Codecademy Docs is a collection of information for all things code. 📕
https://www.codecademy.com/resources/docs
761 stars 3.44k forks source link

ML: Imballanced dataset #5140

Open SudoQui opened 2 weeks ago

SudoQui commented 2 weeks ago

Type of Edit (select all that apply)

Add new content (definitions, codeblocks, etc.)

Description (optional)

Imbalanced dataset is relevant primarily in the context of supervised machine learning involving two or more classes. Imbalance means that the number of data points available for different the classes is different: If there are two classes, then balanced data would mean 50% points for each of the class.

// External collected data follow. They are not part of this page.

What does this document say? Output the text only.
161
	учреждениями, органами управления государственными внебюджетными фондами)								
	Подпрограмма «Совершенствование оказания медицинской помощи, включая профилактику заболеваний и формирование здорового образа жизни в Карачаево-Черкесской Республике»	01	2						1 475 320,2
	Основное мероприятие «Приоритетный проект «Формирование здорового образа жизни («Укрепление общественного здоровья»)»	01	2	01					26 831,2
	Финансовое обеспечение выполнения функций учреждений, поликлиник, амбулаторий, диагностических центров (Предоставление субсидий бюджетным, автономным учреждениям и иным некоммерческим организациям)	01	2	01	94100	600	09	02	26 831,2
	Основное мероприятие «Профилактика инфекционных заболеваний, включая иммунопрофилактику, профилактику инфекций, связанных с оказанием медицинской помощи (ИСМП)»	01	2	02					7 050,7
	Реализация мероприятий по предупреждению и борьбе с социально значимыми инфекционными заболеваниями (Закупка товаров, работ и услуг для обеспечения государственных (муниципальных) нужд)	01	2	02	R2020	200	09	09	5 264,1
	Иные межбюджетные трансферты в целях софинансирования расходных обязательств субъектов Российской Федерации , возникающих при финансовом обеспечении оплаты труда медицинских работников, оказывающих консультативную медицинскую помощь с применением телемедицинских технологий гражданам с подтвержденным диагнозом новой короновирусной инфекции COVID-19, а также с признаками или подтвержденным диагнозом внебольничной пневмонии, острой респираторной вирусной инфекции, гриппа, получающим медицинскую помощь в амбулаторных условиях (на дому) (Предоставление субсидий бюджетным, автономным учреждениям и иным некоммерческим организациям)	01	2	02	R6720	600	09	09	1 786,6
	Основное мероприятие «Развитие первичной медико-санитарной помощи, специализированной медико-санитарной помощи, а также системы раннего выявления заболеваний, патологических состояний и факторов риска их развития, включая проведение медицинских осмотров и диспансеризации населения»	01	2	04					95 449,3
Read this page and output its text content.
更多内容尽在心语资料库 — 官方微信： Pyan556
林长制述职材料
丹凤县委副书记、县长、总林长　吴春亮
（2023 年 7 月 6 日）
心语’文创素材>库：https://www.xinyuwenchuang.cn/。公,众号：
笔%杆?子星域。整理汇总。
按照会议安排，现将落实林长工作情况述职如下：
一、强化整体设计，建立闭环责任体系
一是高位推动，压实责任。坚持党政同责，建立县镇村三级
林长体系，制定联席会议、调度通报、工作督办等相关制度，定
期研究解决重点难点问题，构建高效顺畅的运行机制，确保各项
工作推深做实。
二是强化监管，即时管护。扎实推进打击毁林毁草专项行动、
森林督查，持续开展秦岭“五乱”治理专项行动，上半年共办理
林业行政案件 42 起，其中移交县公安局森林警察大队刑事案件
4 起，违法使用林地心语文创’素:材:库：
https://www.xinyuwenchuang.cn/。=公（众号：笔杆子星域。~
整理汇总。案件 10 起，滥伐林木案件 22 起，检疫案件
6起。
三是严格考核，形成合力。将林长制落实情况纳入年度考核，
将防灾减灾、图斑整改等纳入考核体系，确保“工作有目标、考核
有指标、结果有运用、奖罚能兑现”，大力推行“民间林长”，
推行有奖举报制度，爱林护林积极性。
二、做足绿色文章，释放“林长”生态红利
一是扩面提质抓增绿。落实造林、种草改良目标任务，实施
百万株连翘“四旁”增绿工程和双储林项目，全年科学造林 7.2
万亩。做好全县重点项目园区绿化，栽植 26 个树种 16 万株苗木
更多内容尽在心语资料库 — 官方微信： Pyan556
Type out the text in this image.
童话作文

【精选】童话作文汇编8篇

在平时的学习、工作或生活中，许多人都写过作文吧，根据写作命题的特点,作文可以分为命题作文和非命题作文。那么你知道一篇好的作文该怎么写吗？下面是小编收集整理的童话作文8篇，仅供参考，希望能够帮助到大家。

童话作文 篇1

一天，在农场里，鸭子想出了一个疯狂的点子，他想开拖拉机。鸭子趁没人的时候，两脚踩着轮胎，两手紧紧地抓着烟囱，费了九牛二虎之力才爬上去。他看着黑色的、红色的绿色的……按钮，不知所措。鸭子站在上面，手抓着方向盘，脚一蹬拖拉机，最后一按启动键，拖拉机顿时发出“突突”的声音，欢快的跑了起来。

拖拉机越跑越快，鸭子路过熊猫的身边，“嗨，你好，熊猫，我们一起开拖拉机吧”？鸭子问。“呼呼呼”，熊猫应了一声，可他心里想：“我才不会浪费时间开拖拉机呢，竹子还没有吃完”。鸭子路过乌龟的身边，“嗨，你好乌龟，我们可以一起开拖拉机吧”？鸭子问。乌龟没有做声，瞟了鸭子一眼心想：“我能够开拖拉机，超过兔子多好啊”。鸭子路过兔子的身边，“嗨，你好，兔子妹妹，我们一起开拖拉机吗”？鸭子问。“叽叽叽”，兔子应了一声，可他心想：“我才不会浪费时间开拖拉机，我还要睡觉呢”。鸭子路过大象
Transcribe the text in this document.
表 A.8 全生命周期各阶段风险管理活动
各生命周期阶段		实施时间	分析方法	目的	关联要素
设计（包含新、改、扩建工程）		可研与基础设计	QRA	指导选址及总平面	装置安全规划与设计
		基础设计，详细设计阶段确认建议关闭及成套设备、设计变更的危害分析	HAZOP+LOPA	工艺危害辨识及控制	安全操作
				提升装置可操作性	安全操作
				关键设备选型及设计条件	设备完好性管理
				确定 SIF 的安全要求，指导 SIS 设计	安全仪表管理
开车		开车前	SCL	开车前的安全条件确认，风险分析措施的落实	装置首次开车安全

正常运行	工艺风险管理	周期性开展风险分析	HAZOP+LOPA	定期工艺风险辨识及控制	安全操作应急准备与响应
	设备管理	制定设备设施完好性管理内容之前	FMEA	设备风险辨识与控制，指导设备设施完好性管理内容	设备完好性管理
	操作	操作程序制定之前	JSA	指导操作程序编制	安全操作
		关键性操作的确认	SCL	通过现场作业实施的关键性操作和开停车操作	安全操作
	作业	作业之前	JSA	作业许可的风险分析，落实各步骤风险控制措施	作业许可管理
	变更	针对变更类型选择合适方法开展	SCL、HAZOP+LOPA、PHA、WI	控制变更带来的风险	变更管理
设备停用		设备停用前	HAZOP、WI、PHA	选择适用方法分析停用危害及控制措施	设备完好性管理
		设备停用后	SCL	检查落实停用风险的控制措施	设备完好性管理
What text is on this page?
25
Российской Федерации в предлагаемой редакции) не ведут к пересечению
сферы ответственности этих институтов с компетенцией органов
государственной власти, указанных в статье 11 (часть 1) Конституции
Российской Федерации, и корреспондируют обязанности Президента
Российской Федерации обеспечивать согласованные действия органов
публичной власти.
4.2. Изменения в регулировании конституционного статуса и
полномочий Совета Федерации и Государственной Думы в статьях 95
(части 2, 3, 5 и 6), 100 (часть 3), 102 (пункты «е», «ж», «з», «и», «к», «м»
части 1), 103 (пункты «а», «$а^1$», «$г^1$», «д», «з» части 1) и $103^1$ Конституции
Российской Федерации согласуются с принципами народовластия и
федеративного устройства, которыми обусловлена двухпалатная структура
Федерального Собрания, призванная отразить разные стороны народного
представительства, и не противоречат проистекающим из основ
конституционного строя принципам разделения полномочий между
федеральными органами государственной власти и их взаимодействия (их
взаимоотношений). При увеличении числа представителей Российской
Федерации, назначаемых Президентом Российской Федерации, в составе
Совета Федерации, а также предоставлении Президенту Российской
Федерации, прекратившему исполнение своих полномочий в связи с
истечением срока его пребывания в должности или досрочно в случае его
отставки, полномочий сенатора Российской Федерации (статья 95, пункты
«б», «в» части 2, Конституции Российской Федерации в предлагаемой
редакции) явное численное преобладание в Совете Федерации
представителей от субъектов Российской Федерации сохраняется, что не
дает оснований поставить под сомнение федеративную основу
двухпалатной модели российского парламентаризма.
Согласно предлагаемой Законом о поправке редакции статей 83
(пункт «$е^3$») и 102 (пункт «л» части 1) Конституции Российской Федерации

This document could really help how to finetune your model, from the dataset preparation stage. i will talk about the computer science and math's behind the problem behind the Imbalanced data, the solutions to it, such as: Data equalization, minority class increasing, algorithmic way, N Sample methods, generative adversarial networks and data augmentation.

Code of Conduct

For Maintainers

SudoQui commented 2 weeks ago

Can i be assigned to this tasK?

SaviDahegaonkar commented 2 weeks ago

Hey @SudoQui, You’re assigned 🎉 In addition to the documents linked in the description, please also look at the Contribution Guide. After creating a PR, the maintainer(s) (with the collaborator label) will add comments/suggestions to address any revisions before approval.

Is this your first contribution to Codecademy Docs? If so, we’re curious to know how you found out about contributing to Docs.

Thanks & Regards, Savi

SudoQui commented 2 weeks ago

Love you @SaviDahegaonkar